In the same week, China’s JAC Motors (安徽江淮汽車) said it would invest US$900 million in an auto plant in Brazil, a fellow BRICS (Brazil, Russia, India, China and South Africa) nation and the continent’s economic powerhouse, lauded widely as a hot investment destination.
China — seeking energy, mineral and food resources worldwide — has overtaken the US to become Brazil’s largest trading partner and was the biggest investor there last year, injecting about US$30 billion.
Its Asian rival, Japan, is equally looking to South America for resources as well as markets, as the island nation’s population is fast ageing and declining, forcing its companies to look elsewhere for consumer markets.
“Companies long dependent on domestic demand are now going abroad, given that the home market is shrinking and we cannot expect high growth in Japan,” said Hideyuki Araki, economist at the Resona Research Institute.
With its rich resource base and rising foreign investment, “Brazil is one of the BRICS with high growth and rising income,” Araki said.
“Its beverage market and demand for other products are expected to grow,” Araki said.
Japan’s Kirin Holdings said on Tuesday last week it would spend more than US$2.5 billion on a company that holds a majority stake in Schincariol, Brazil’s second-largest beer brewer and third-largest soft drink maker.
Companies in Japan have recently been hurt by a soaring yen, which makes their exports more expensive — but on the flip-side, the strong currency has allowed Japan Inc to go on corporate shopping sprees abroad.
Toru Nishihama, senior economist at Dai-Ichi Life Research Institute, said resource-rich Brazil, which also boasts strong aviation and automobile industries, is seen as South America’s favored investment destination.
“Brisk domestic demand on the back of Brazil’s growing population is attractive for Japanese firms,” he said.
“Japanese firms may increasingly move to emerging economies to make products to be consumed locally,” he added.
Brazil, a population giant with 7.5 percent economic growth last year, has attracted growing buzz as it also readies to make a splash on the world stage by hosting the 2014 World Cup and the 2016 Olympic Games.
South Korea — Japan’s fierce competitor in the auto, electronics and machinery sectors — has also honed in on South America, and has forged ahead by signing free-trade pacts with Pacific Rim nations Peru and Chile.
This year, a group of Japanese and South Korean companies, including Nippon Steel and Posco, agreed to pay US$1.95 billion for a 15 percent stake in Brazilian metal miner Companhia Brasileira de Metalurgia e Mineracao.
However, no one has been more a more enthusiastic investor in Brazil than China. Brazilian Deputy Minister of Development, Industry and Foreign Trade Alessandro Teixeira said last month China was expected to pour in another US$9 billion this year.
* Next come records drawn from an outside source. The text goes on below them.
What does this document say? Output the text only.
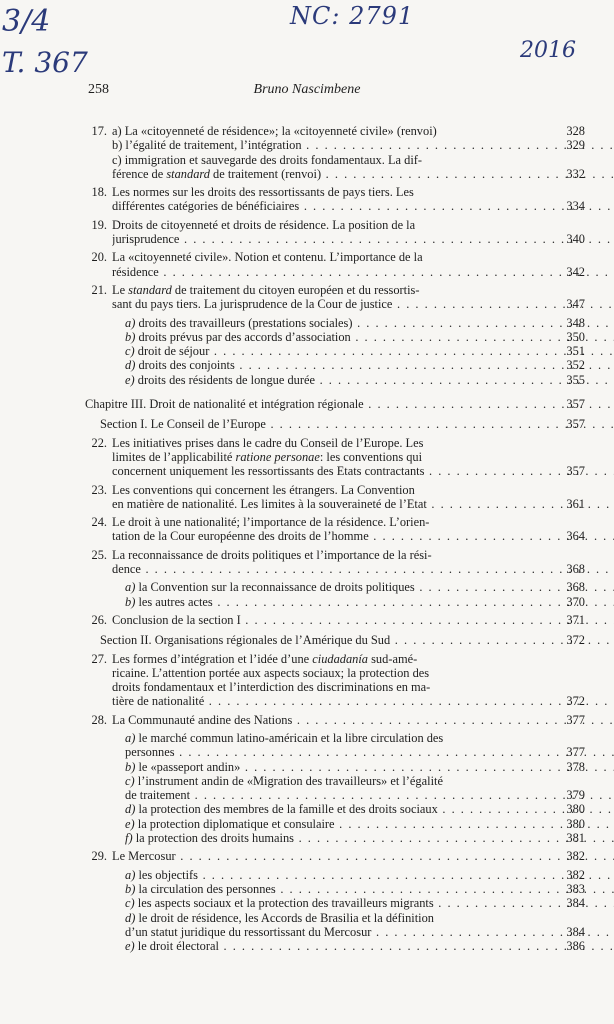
3/4
T. 367
NC: 2791
2016
258	Bruno Nascimbene
17. a) La «citoyenneté de résidence»; la «citoyenneté civile» (renvoi)	328
b) l’égalité de traitement, l’intégration . . .	329
c) immigration et sauvegarde des droits fondamentaux. La dif-
férence de standard de traitement (renvoi) . . .	332
18. Les normes sur les droits des ressortissants de pays tiers. Les
différentes catégories de bénéficiaires . . .	334
19. Droits de citoyenneté et droits de résidence. La position de la
jurisprudence . . .	340
20. La «citoyenneté civile». Notion et contenu. L’importance de la
résidence . . .	342
21. Le standard de traitement du citoyen européen et du ressortis-
sant du pays tiers. La jurisprudence de la Cour de justice . . .	347
a) droits des travailleurs (prestations sociales) . . .	348
b) droits prévus par des accords d’association . . .	350
c) droit de séjour . . .	351
d) droits des conjoints . . .	352
e) droits des résidents de longue durée . . .	355
Chapitre III. Droit de nationalité et intégration régionale . . .	357
Section I. Le Conseil de l’Europe . . .	357
22. Les initiatives prises dans le cadre du Conseil de l’Europe. Les
limites de l’applicabilité ratione personae: les conventions qui
concernent uniquement les ressortissants des Etats contractants . . .	357
23. Les conventions qui concernent les étrangers. La Convention
en matière de nationalité. Les limites à la souveraineté de l’Etat . . .	361
24. Le droit à une nationalité; l’importance de la résidence. L’orien-
tation de la Cour européenne des droits de l’homme . . .	364
25. La reconnaissance de droits politiques et l’importance de la rési-
dence . . .	368
a) la Convention sur la reconnaissance de droits politiques . . .	368
b) les autres actes . . .	370
26. Conclusion de la section I . . .	371
Section II. Organisations régionales de l’Amérique du Sud . . .	372
27. Les formes d’intégration et l’idée d’une ciudadanía sud-amé-
ricaine. L’attention portée aux aspects sociaux; la protection des
droits fondamentaux et l’interdiction des discriminations en ma-
tière de nationalité . . .	372
28. La Communauté andine des Nations . . .	377
a) le marché commun latino-américain et la libre circulation des
personnes . . .	377
b) le «passeport andin» . . .	378
c) l’instrument andin de «Migration des travailleurs» et l’égalité
de traitement . . .	379
d) la protection des membres de la famille et des droits sociaux . . .	380
e) la protection diplomatique et consulaire . . .	380
f) la protection des droits humains . . .	381
29. Le Mercosur . . .	382
a) les objectifs . . .	382
b) la circulation des personnes . . .	383
c) les aspects sociaux et la protection des travailleurs migrants . . .	384
d) le droit de résidence, les Accords de Brasilia et la définition
d’un statut juridique du ressortissant du Mercosur . . .	384
e) le droit électoral . . .	386
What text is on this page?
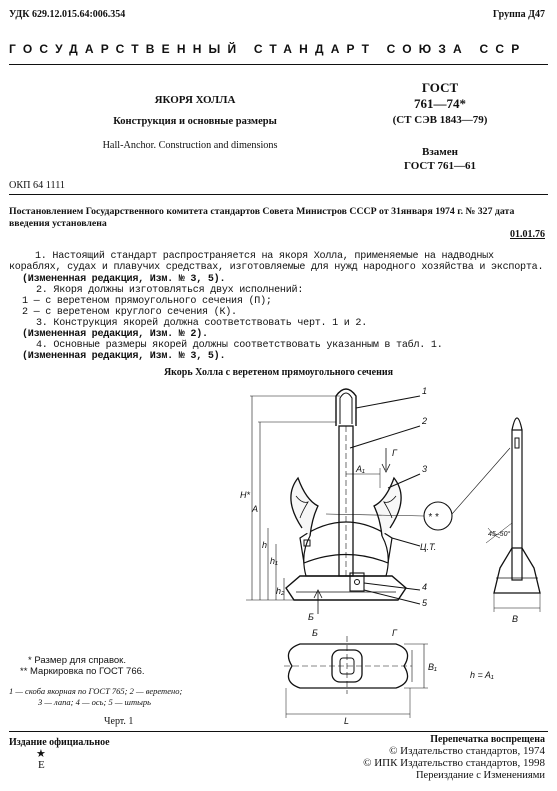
УДК 629.12.015.64:006.354	Группа Д47
ГОСУДАРСТВЕННЫЙ СТАНДАРТ СОЮЗА ССР
ЯКОРЯ ХОЛЛА
Конструкция и основные размеры
Hall-Anchor. Construction and dimensions
ГОСТ
761—74*
(СТ СЭВ 1843—79)
Взамен
ГОСТ 761—61
ОКП 64 1111
Постановлением Государственного комитета стандартов Совета Министров СССР от 31января 1974 г. № 327 дата введения установлена
01.01.76
1. Настоящий стандарт распространяется на якоря Холла, применяемые на надводных кораблях, судах и плавучих средствах, изготовляемые для нужд народного хозяйства и экспорта.
(Измененная редакция, Изм. № 3, 5).
2. Якоря должны изготовляться двух исполнений:
1 — с веретеном прямоугольного сечения (П);
2 — с веретеном круглого сечения (К).
3. Конструкция якорей должна соответствовать черт. 1 и 2.
(Измененная редакция, Изм. № 2).
4. Основные размеры якорей должны соответствовать указанным в табл. 1.
(Измененная редакция, Изм. № 3, 5).
Якорь Холла с веретеном прямоугольного сечения
1
2
3
4
5
H*
A
A₁
h
h₁
h₂
Ц.Т.
45–50°
Г
Б	B
Б	Г
* *
L
B₁
h = A₁
* Размер для справок.
** Маркировка по ГОСТ 766.
1 — скоба якорная по ГОСТ 765; 2 — веретено;
3 — лапа; 4 — ось; 5 — штырь
Черт. 1
Издание официальное
★
E
Перепечатка воспрещена
© Издательство стандартов, 1974
© ИПК Издательство стандартов, 1998
Переиздание с Изменениями
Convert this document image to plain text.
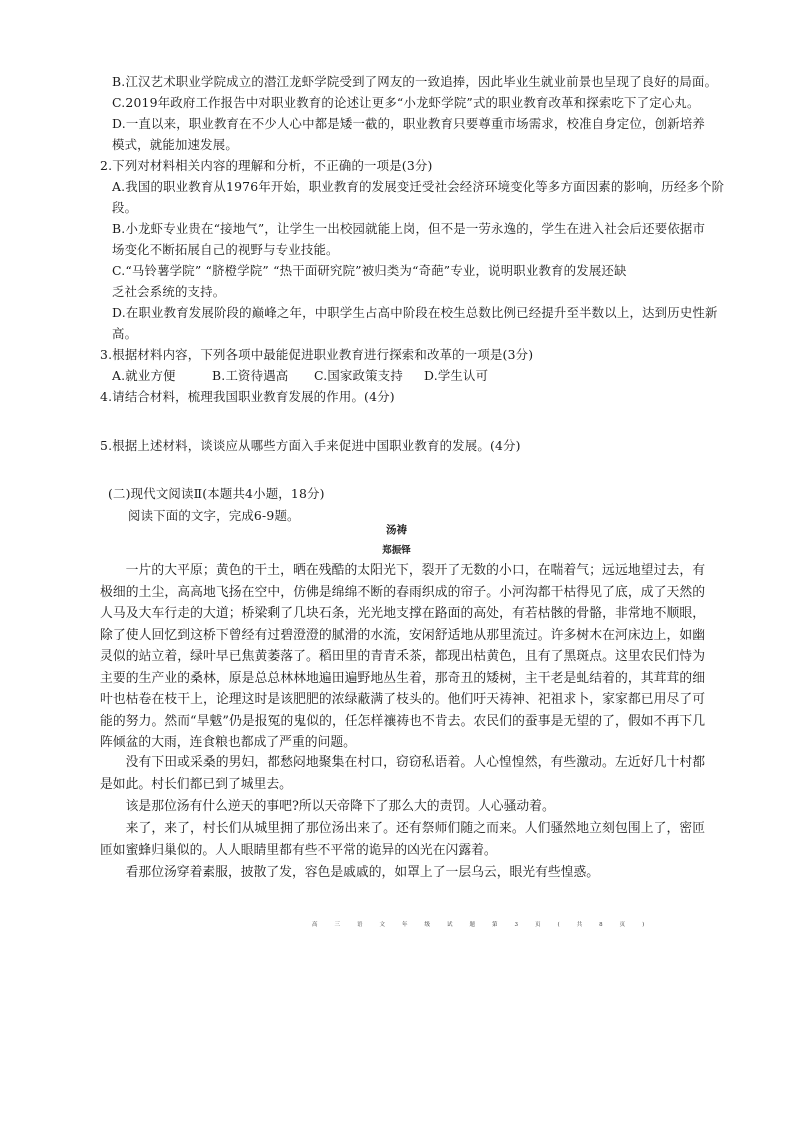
B.江汉艺术职业学院成立的潜江龙虾学院受到了网友的一致追捧，因此毕业生就业前景也呈现了良好的局面。
C.2019年政府工作报告中对职业教育的论述让更多“小龙虾学院”式的职业教育改革和探索吃下了定心丸。
D.一直以来，职业教育在不少人心中都是矮一截的，职业教育只要尊重市场需求，校准自身定位，创新培养
模式，就能加速发展。
2.下列对材料相关内容的理解和分析，不正确的一项是(3分)
A.我国的职业教育从1976年开始，职业教育的发展变迁受社会经济环境变化等多方面因素的影响，历经多个阶
段。
B.小龙虾专业贵在“接地气”，让学生一出校园就能上岗，但不是一劳永逸的，学生在进入社会后还要依据市
场变化不断拓展自己的视野与专业技能。
C.“马铃薯学院” “脐橙学院” “热干面研究院”被归类为“奇葩”专业，说明职业教育的发展还缺
乏社会系统的支持。
D.在职业教育发展阶段的巅峰之年，中职学生占高中阶段在校生总数比例已经提升至半数以上，达到历史性新
高。
3.根据材料内容，下列各项中最能促进职业教育进行探索和改革的一项是(3分)
A.就业方便	B.工资待遇高	C.国家政策支持	D.学生认可
4.请结合材料，梳理我国职业教育发展的作用。(4分)
5.根据上述材料，谈谈应从哪些方面入手来促进中国职业教育的发展。(4分)
(二)现代文阅读Ⅱ(本题共4小题，18分)
阅读下面的文字，完成6-9题。
汤祷
郑振铎
一片的大平原；黄色的干土，晒在残酷的太阳光下，裂开了无数的小口，在喘着气；远远地望过去，有极细的土尘，高高地飞扬在空中，仿佛是绵绵不断的春雨织成的帘子。小河沟都干枯得见了底，成了天然的人马及大车行走的大道；桥梁剩了几块石条，光光地支撑在路面的高处，有若枯骸的骨骼，非常地不顺眼，除了使人回忆到这桥下曾经有过碧澄澄的腻滑的水流，安闲舒适地从那里流过。许多树木在河床边上，如幽灵似的站立着，绿叶早已焦黄萎落了。稻田里的青青禾茶，都现出枯黄色，且有了黑斑点。这里农民们恃为主要的生产业的桑林，原是总总林林地遍田遍野地丛生着，那奇丑的矮树，主干老是虬结着的，其茸茸的细叶也枯卷在枝干上，论理这时是该肥肥的浓绿蔽满了枝头的。他们吁天祷神、祀祖求卜，家家都已用尽了可能的努力。然而“旱魃”仍是报冤的鬼似的，任怎样禳祷也不肯去。农民们的蚕事是无望的了，假如不再下几阵倾盆的大雨，连食粮也都成了严重的问题。
没有下田或采桑的男妇，都愁闷地聚集在村口，窃窃私语着。人心惶惶然，有些激动。左近好几十村都是如此。村长们都已到了城里去。
该是那位汤有什么逆天的事吧?所以天帝降下了那么大的责罚。人心骚动着。
来了，来了，村长们从城里拥了那位汤出来了。还有祭师们随之而来。人们骚然地立刻包围上了，密匝匝如蜜蜂归巢似的。人人眼睛里都有些不平常的诡异的凶光在闪露着。
看那位汤穿着素服，披散了发，容色是戚戚的，如罩上了一层乌云，眼光有些惶惑。
高三语文年级试题第3页(共8页)
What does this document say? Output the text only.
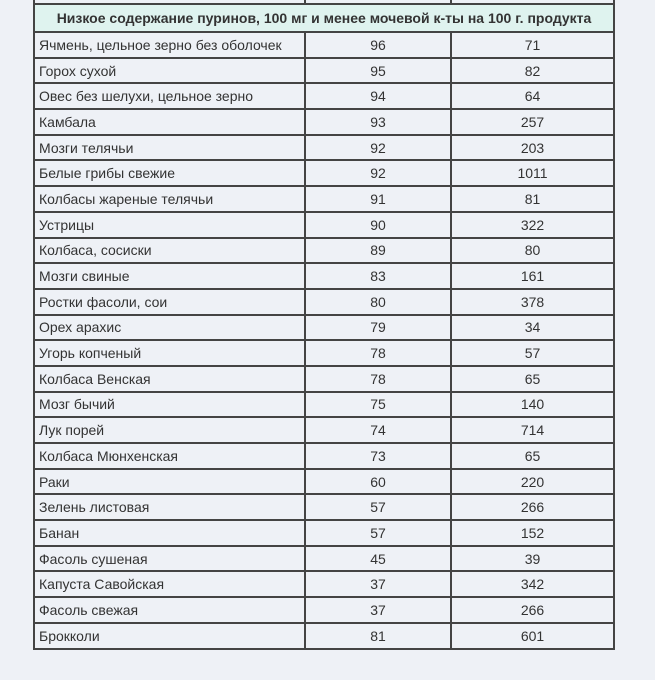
Низкое содержание пуринов, 100 мг и менее мочевой к-ты на 100 г. продукта		
Ячмень, цельное зерно без оболочек	96	71
Горох сухой	95	82
Овес без шелухи, цельное зерно	94	64
Камбала	93	257
Мозги телячьи	92	203
Белые грибы свежие	92	1011
Колбасы жареные телячьи	91	81
Устрицы	90	322
Колбаса, сосиски	89	80
Мозги свиные	83	161
Ростки фасоли, сои	80	378
Орех арахис	79	34
Угорь копченый	78	57
Колбаса Венская	78	65
Мозг бычий	75	140
Лук порей	74	714
Колбаса Мюнхенская	73	65
Раки	60	220
Зелень листовая	57	266
Банан	57	152
Фасоль сушеная	45	39
Капуста Савойская	37	342
Фасоль свежая	37	266
Брокколи	81	601
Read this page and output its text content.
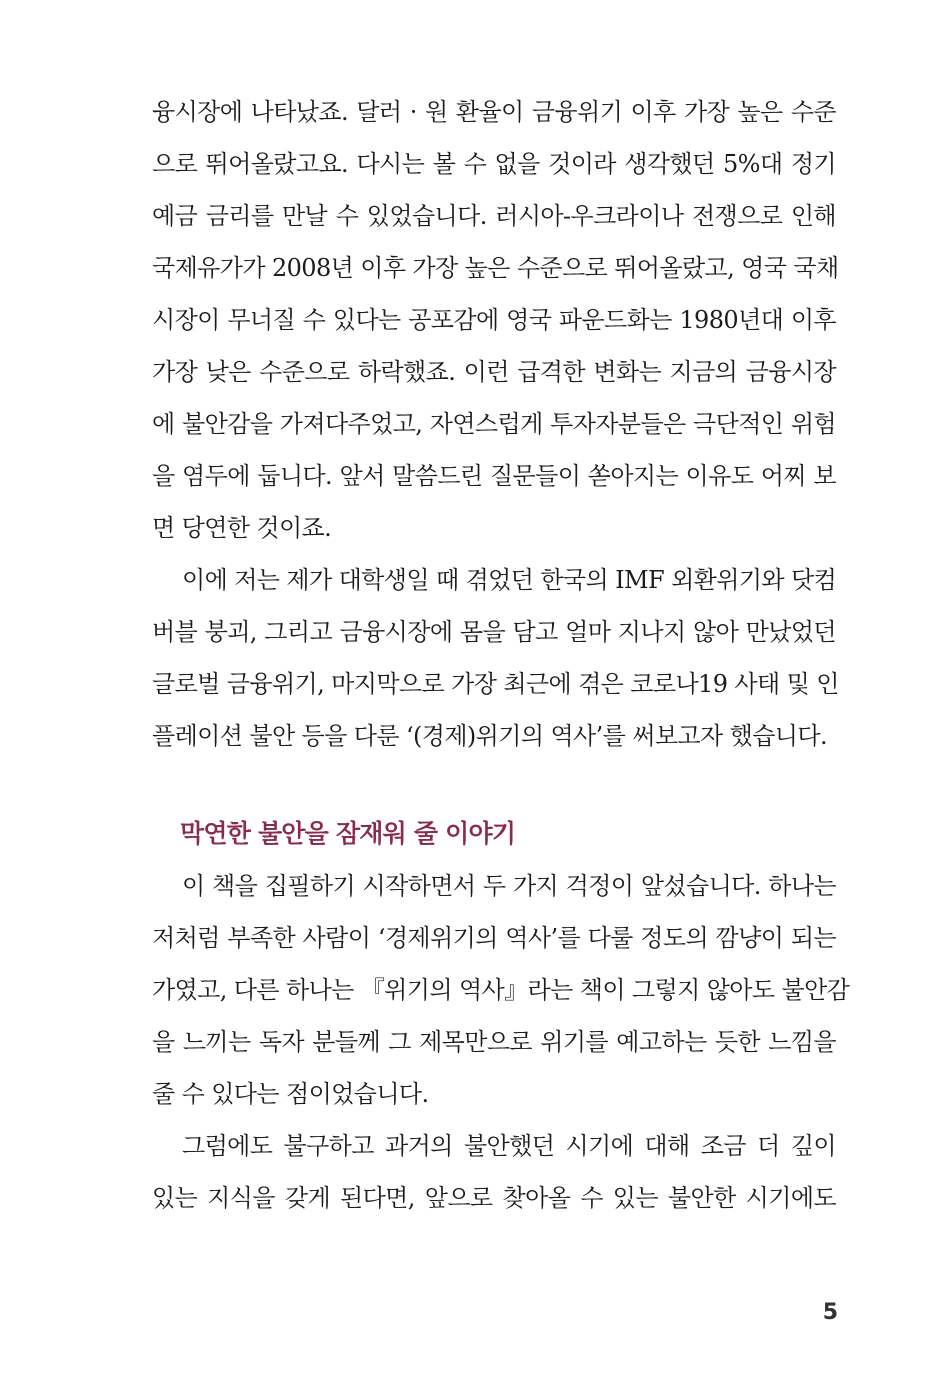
융시장에 나타났죠. 달러 · 원 환율이 금융위기 이후 가장 높은 수준
으로 뛰어올랐고요. 다시는 볼 수 없을 것이라 생각했던 5%대 정기
예금 금리를 만날 수 있었습니다. 러시아-우크라이나 전쟁으로 인해
국제유가가 2008년 이후 가장 높은 수준으로 뛰어올랐고, 영국 국채
시장이 무너질 수 있다는 공포감에 영국 파운드화는 1980년대 이후
가장 낮은 수준으로 하락했죠. 이런 급격한 변화는 지금의 금융시장
에 불안감을 가져다주었고, 자연스럽게 투자자분들은 극단적인 위험
을 염두에 둡니다. 앞서 말씀드린 질문들이 쏟아지는 이유도 어찌 보
면 당연한 것이죠.
이에 저는 제가 대학생일 때 겪었던 한국의 IMF 외환위기와 닷컴
버블 붕괴, 그리고 금융시장에 몸을 담고 얼마 지나지 않아 만났었던
글로벌 금융위기, 마지막으로 가장 최근에 겪은 코로나19 사태 및 인
플레이션 불안 등을 다룬 ‘(경제)위기의 역사’를 써보고자 했습니다.
막연한 불안을 잠재워 줄 이야기
이 책을 집필하기 시작하면서 두 가지 걱정이 앞섰습니다. 하나는
저처럼 부족한 사람이 ‘경제위기의 역사’를 다룰 정도의 깜냥이 되는
가였고, 다른 하나는 『위기의 역사』라는 책이 그렇지 않아도 불안감
을 느끼는 독자 분들께 그 제목만으로 위기를 예고하는 듯한 느낌을
줄 수 있다는 점이었습니다.
그럼에도 불구하고 과거의 불안했던 시기에 대해 조금 더 깊이
있는 지식을 갖게 된다면, 앞으로 찾아올 수 있는 불안한 시기에도
5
Half of that investment is expected to go into Brazil’s high-tech sector, a move away from the farming and mining sectors long favored by Chinese capital, Texeira told the state-run China Daily.
Two-way trade with China hit US$56.4 billion last year. Roughly 70 percent of that was in raw materials such as soybeans and iron ore, but Teixeira said Brazil also wants to boost trade in medium and high-end technology.
Chinese telecom equipment maker ZTE’s (中興通訊) industrial park near Sao Paulo helped its sales revenue last year reach US$600 million in Brazil, a figure expected to grow to US$1 billion this year, the China Daily said.
In April, Brazilian President Dilma Rousseff said during a visit to China that Chinese telecom equipment maker Huawei (華為) had announced it would build a US$300 million to US$400 million research center near Sao Paulo.
Trade in agricultural products is also expected to rise as China seeks to secure supply of grains and oilseeds to meet growing demand at home.
“China has an ongoing need to secure soybean and corn supplies that matches well with South America’s productive strengths,” Rabobank’s Food & Agribusiness Research and Advisory said in a July 28 report.
“Brazil has more resources that could be put into crop production than any other country in the world,” the report said.